"I looked in at the Photographic Society the other day," he proceeded, "and saw an Adolf Menzel photo enlarged five times the original size. The operator just extended a piece of framework. I don't suppose it's quite as easy to double or treble the size or range of cannon, but the mind and energy now experimenting with my new twelve-inch howitzer should be capable of turning out a seventeen-inch or twenty-inch howitzer, and that's what you will have to do, Krupp."

The ex-Councillor of Legation, just renamed, bowed low. "I assure Your Majesty that, as head of the Krupp works, I will not rest until such a war machine is produced," he vowed.

"And take my word that I won't let you go to sleep." The War Lord's tone was a cross between banter and threat, but its brutal meaning was photographed on the speaker's face. "You will now make your bow to Madame la Princess," he continued, pulling out his watch: "Return in fifteen minutes.

"Bertha's husband must not know everything at the start," he said, when the door closed behind Krupp von Bohlen. "As to that twelve-inch howitzer, I did not have a chance to talk to you about my recent clandestine visit to Meppen, where we had the final test. The twelve-inch howitzer quite suffices for Calais if the plans for longer range guns miscarry or war comes quicker than we calculated. At Calais, you know, the Channel narrows to a width of twenty-two and a half miles, and the new twelve-incher covers fourteen miles."

"That means Kent is safe for the present," the Chancellor made bold to comment.

"It is easy to see that you are a general of cavalry and not of artillery," he was immediately corrected, "else you would perceive that a howitzer of the range given, planted at Calais, will allow our warships to advance within eight and a half miles of the English coast and pound everything into muck and pulp there. Where—what will your Kent be then? A heap of rubbish and scrap-iron!"

"I presume Tirpitz is satisfied that there can be no blockade?"

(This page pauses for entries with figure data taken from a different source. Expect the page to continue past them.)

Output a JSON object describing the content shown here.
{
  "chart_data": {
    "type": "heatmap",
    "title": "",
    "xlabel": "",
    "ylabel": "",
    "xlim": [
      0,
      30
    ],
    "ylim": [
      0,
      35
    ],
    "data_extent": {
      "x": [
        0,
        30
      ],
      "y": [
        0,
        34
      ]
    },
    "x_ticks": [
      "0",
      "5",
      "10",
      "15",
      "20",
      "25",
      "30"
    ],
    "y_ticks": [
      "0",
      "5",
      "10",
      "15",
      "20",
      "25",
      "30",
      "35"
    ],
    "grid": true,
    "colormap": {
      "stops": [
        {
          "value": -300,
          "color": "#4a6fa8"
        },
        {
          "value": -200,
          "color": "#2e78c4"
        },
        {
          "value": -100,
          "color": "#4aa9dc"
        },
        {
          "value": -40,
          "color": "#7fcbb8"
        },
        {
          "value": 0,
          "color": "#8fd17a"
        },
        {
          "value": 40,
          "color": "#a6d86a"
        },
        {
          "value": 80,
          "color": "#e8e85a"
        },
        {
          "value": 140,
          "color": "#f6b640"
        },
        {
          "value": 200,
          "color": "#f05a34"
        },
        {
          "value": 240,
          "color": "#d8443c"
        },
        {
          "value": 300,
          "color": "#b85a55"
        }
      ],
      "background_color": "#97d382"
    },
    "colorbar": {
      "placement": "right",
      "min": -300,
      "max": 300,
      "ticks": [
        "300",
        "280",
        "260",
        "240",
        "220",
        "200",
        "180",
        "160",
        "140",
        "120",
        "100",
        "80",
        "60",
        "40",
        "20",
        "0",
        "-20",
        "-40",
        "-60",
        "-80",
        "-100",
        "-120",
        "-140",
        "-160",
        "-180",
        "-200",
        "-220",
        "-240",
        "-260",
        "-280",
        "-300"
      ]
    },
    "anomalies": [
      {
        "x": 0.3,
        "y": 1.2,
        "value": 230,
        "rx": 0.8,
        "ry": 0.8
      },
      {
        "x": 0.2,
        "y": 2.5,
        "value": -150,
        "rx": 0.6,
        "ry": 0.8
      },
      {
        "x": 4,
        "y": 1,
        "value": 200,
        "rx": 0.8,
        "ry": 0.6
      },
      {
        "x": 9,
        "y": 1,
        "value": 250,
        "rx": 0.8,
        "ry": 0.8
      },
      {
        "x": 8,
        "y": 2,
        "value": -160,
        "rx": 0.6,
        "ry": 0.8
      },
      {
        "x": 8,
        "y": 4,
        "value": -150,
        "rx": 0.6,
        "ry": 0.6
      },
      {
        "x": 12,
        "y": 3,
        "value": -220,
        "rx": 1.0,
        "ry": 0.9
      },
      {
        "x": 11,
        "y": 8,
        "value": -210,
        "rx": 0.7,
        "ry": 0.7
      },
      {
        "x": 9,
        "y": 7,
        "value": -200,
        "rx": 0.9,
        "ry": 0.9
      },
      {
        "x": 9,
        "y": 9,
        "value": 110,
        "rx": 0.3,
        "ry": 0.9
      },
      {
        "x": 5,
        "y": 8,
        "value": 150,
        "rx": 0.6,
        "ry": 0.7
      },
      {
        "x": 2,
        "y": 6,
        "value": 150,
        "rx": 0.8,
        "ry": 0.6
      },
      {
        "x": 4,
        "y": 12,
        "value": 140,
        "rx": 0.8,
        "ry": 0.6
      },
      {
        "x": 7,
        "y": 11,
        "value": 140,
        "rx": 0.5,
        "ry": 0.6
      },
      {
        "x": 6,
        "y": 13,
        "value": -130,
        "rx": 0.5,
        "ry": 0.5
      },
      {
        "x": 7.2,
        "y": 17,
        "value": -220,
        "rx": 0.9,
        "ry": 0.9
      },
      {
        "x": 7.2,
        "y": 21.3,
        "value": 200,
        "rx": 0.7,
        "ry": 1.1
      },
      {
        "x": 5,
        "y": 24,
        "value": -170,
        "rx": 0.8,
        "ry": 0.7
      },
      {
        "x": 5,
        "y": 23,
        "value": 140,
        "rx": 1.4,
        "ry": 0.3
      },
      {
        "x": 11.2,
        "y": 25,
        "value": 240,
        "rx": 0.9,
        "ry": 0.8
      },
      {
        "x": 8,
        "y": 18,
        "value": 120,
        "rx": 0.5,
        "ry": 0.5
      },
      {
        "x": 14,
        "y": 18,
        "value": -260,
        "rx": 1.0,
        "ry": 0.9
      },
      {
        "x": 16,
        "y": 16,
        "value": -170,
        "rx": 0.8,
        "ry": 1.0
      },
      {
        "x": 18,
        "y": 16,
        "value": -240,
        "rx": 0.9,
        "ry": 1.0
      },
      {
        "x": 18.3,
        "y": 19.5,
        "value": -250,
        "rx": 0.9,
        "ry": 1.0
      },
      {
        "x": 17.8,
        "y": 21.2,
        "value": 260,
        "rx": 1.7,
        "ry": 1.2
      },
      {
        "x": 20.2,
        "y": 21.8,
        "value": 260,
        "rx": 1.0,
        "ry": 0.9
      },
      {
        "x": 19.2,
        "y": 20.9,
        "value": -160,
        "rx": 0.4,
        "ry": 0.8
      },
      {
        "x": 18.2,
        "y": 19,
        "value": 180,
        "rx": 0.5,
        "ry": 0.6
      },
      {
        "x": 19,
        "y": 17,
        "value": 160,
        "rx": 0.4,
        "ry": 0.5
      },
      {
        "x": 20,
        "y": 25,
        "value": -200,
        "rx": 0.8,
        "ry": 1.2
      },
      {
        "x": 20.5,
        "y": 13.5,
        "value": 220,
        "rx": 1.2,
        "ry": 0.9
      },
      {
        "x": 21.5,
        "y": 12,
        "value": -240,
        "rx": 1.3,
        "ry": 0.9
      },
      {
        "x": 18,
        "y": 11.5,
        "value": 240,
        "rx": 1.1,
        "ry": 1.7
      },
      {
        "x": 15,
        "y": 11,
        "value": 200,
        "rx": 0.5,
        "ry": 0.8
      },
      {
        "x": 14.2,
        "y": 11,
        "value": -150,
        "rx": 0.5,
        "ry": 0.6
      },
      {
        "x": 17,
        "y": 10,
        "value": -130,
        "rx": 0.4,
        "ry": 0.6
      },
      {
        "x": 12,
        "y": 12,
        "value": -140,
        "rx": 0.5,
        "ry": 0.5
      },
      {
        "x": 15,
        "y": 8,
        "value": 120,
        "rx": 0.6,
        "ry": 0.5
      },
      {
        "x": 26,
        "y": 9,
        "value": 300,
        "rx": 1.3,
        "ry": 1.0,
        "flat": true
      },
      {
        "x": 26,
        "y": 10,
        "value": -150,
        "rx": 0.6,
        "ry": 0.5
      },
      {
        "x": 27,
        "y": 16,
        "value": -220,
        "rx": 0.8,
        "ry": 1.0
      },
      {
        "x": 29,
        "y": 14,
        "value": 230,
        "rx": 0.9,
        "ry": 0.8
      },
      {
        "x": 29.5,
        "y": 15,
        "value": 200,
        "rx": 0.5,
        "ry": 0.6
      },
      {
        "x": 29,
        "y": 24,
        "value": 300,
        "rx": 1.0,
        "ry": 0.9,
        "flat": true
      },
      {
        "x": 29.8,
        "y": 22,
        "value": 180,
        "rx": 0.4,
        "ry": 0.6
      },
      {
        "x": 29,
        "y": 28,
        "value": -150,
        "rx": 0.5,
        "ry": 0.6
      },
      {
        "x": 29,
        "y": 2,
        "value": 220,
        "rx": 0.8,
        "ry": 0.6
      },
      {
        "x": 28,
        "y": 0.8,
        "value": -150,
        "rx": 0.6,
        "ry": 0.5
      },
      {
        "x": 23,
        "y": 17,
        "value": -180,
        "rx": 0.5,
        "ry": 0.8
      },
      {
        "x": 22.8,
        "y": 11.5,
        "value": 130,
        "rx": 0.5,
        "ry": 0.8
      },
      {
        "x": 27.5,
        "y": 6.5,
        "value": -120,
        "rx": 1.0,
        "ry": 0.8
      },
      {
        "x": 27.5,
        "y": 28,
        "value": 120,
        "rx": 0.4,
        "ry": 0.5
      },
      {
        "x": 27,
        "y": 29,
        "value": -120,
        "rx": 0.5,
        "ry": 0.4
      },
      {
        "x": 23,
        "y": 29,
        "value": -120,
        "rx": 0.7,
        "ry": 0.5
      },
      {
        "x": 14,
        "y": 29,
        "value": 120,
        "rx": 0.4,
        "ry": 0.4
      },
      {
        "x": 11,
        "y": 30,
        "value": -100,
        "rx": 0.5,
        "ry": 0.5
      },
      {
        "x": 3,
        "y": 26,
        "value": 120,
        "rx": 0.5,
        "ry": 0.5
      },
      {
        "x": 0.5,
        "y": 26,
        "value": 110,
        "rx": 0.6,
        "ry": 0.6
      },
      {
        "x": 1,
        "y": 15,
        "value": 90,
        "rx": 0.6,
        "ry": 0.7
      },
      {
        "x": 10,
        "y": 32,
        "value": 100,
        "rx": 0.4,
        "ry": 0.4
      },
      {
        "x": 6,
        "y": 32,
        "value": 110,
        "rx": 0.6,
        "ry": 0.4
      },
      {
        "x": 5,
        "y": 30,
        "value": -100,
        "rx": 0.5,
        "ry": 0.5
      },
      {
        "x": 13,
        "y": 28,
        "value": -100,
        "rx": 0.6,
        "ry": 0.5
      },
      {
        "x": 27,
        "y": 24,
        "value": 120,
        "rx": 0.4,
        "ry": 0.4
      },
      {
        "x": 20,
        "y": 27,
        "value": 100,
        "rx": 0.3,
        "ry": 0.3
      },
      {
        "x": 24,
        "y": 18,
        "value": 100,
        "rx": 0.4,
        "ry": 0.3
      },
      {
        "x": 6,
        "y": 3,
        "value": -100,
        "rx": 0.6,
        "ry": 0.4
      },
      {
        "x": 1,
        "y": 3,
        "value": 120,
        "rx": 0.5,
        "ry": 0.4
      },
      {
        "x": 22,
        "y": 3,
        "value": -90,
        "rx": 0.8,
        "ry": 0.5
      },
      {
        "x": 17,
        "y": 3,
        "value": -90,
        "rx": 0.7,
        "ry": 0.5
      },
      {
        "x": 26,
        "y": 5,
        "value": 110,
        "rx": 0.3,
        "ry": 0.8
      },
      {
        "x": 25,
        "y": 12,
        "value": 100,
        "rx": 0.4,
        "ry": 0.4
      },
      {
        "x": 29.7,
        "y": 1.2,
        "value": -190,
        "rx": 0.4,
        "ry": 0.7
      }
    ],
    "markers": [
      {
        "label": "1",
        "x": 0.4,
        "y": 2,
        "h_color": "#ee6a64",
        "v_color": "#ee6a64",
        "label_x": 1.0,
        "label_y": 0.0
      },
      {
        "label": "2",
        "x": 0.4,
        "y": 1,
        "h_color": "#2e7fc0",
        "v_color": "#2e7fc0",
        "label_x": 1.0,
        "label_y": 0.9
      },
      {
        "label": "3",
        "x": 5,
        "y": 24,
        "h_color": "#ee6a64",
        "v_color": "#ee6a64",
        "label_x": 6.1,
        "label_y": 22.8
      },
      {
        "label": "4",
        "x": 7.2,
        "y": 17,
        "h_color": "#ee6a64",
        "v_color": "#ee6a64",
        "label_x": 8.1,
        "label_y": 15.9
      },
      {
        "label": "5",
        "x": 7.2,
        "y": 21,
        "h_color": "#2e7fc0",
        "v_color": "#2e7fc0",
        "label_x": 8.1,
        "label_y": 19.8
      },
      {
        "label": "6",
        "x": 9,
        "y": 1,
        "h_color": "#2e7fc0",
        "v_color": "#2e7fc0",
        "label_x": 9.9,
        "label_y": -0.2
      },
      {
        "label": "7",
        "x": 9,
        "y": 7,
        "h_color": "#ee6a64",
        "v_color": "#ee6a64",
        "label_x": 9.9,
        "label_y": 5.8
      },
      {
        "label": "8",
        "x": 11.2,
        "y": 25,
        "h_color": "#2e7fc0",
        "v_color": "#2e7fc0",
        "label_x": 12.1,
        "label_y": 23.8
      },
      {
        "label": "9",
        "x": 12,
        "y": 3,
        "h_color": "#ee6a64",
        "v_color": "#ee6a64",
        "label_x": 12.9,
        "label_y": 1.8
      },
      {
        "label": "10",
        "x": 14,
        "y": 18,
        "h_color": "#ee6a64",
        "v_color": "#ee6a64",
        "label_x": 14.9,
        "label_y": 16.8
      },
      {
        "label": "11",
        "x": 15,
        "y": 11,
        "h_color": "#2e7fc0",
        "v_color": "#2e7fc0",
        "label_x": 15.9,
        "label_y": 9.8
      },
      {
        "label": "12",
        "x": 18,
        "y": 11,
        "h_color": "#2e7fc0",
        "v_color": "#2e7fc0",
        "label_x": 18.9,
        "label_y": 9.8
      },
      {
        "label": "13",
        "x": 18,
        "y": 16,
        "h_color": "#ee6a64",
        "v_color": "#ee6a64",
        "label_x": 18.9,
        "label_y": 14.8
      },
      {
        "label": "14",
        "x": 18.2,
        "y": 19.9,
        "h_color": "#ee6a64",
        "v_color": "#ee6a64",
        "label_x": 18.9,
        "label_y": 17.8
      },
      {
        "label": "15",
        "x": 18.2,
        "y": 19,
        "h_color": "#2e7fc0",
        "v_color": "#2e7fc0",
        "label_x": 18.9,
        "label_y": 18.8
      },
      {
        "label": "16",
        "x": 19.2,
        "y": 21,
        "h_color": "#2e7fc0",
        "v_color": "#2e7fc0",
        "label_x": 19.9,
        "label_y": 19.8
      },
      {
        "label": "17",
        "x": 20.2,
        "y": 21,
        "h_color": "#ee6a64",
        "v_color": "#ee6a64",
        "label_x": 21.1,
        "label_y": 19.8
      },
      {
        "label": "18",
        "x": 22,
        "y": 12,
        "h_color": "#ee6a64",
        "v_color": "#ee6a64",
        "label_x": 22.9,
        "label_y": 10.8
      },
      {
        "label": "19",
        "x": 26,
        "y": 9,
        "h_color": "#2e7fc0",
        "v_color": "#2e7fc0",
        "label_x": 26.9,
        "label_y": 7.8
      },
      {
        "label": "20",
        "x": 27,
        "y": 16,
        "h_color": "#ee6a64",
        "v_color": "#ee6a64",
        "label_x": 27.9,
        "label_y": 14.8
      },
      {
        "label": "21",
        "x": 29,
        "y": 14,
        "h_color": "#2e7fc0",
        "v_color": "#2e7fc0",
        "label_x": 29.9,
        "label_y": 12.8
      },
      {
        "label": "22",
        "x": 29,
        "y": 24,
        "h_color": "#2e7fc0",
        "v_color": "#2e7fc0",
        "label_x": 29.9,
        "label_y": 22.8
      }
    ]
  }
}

"We will guard against that by mine fields and destroyers, submarines, cruisers, scouts and Zeppelins," explained Wilhelm. "Old Zep's Echte" (alluding to the cigar-like shape of Zeppelins) "will be as safe in our French harbours—for we will probably take Havre and Dieppe at the same time as Calais—as in Kiel Canal."

The War Lord was going strong on technical details when the return of Krupp von Bohlen was announced.

"So the ladies dismissed you!" he cried, at the same time unbending enough to ask von Bülow to be seated, while the younger man must remain standing. "Got the howitzer-Calais-Dover question pat, have you not? Well, the twenty-three miles' range gun is only one of the achievements you owe me and the Fatherland. In addition, the Krupp works and associated interests must extend their facilities for mines and mine-laying a hundred-fold, for we will have to cut Portsmouth and Plymouth off from the North Sea and provide safety zones for our warships the whole breadth of the Channel.